Başlangıçta mesele, insanın, ulûm ve fünûn üzerinden gelişen teknoloji “vasıtasıyla” tabiata hâkim olarak târihinin öznesi olması, bolluk, refah içinde yaşayacağı ileri bir medeniyet idealini başarmasıydı. Evdeki hesap çarşıya uymadı. Tabiata bağımlı olmaktan büyük ölçüde kurtulduk. Ama bedeli ağır oldu. Evvelâ ürettiklerimize yabancılaştık; nihâyet ürettiklerimize bağımlı hâle geldik. Hesap bu değildi. Teknolojinin hediyesi olan makinalar bizi kol emeğine bağımlı olmaktan kurtaracak, bu “yakışıksız” işleri makinalara havâle edecek; kazandığımız boş zamanı ise insanlığımızı derinleştirecek ve yüceltecek zihnî ve ruhî işlere hasredecektik. Engels Anti-Dühring’de bunları yazıyordu. Ne kadar safmış değil mi? Yazdıklarının hiçbiri olmadı. Tam tersine ürettiğimiz “aygıtların” bizi daha fazla yönettiği bir dünyada yaşamaya başladık. Yabancılaşma ve bağımlılık artık teslimiyete evriliyor. Teknoloji mi bizim için; değilse biz mi teknoloji için varız ? Soru artık budur. Bu soruyu çok az insan namusluca soruyor ve fikr-i tâkip üzerinden sâhipleniyor. Ama nâfile.. Hoş îtiraz etsek ne olur ki? Troçki’nin dediği gibi eşanlı olmayınca devrim devrim olmuyor ki..(Demek ki devrim târihsel olarak imkânsızdır). Büyük bir çoğunluk ağzı açık Elon Musk gibilerin, insanı makinaların mutlak kölesi hâline getirmeyi ballandıra ballandıra anlatan hikâyelerini dinliyor.
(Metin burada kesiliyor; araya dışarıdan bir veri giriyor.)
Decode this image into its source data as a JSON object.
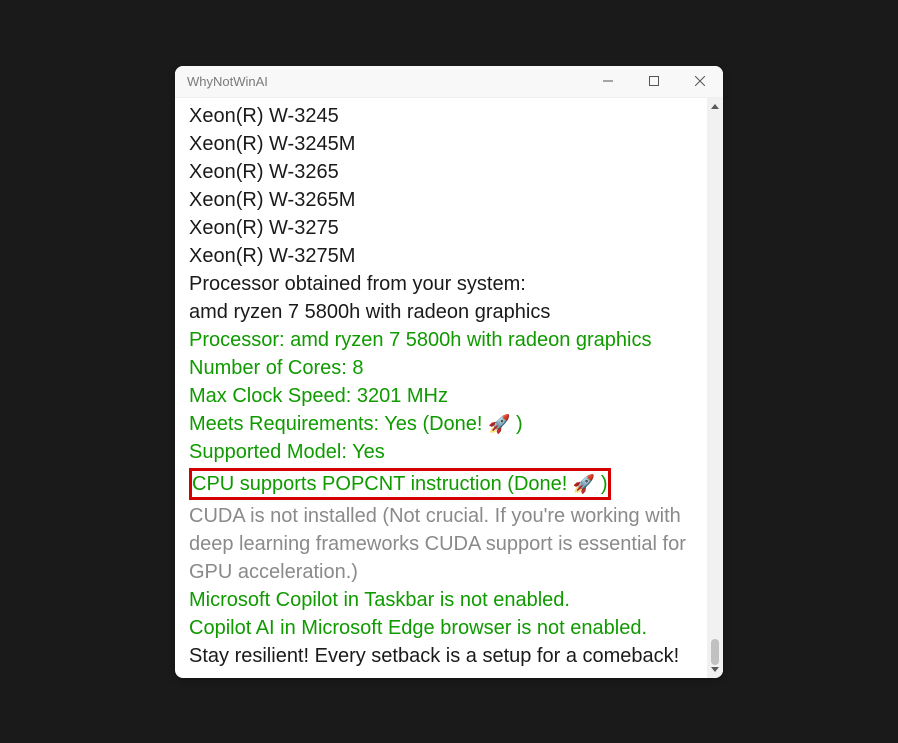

Buna îtirâz edenlere ilerleme düşmanı, dar görüşlü, gerici muamelesi yapılıyor. Bâzıları ise tıpkı bir zamanlar “Efendim medeniyeti alırız, kültürümüzü ahlâkımızı koruruz” diyen zavallılar gibi, ”Dijital dünyâya biz de dâhil oluruz; ama kültürümüzü ahlâkımızı yaşatırız” diyorlar. Kurtuluş yok. Bu görülüyor. İnsanlık bir taraftan “kuzulaşarak”; diğer taraftan “kurtlaşarak“ yaşıyor bu serencâmı.. Kuzu kuzu, 6 yetmez 7; yetmez 8; yetmez 15 G teknolojiyi bekliyor .. Tabiî ki bir de kurt tarafımız var; sosyal medyada ortaya çıkan, herkesin birbirini yediği ve asla doymadığı… Gâliba insanlıktan çıkmak kuzulaşmayı ve kurtlaşmayı eş anlı yaşamakla oluyor...
 
(Süleyman Seyfi Öğün / Yeni Şafak)
YORUMLAR
Henüz Yorum Yok !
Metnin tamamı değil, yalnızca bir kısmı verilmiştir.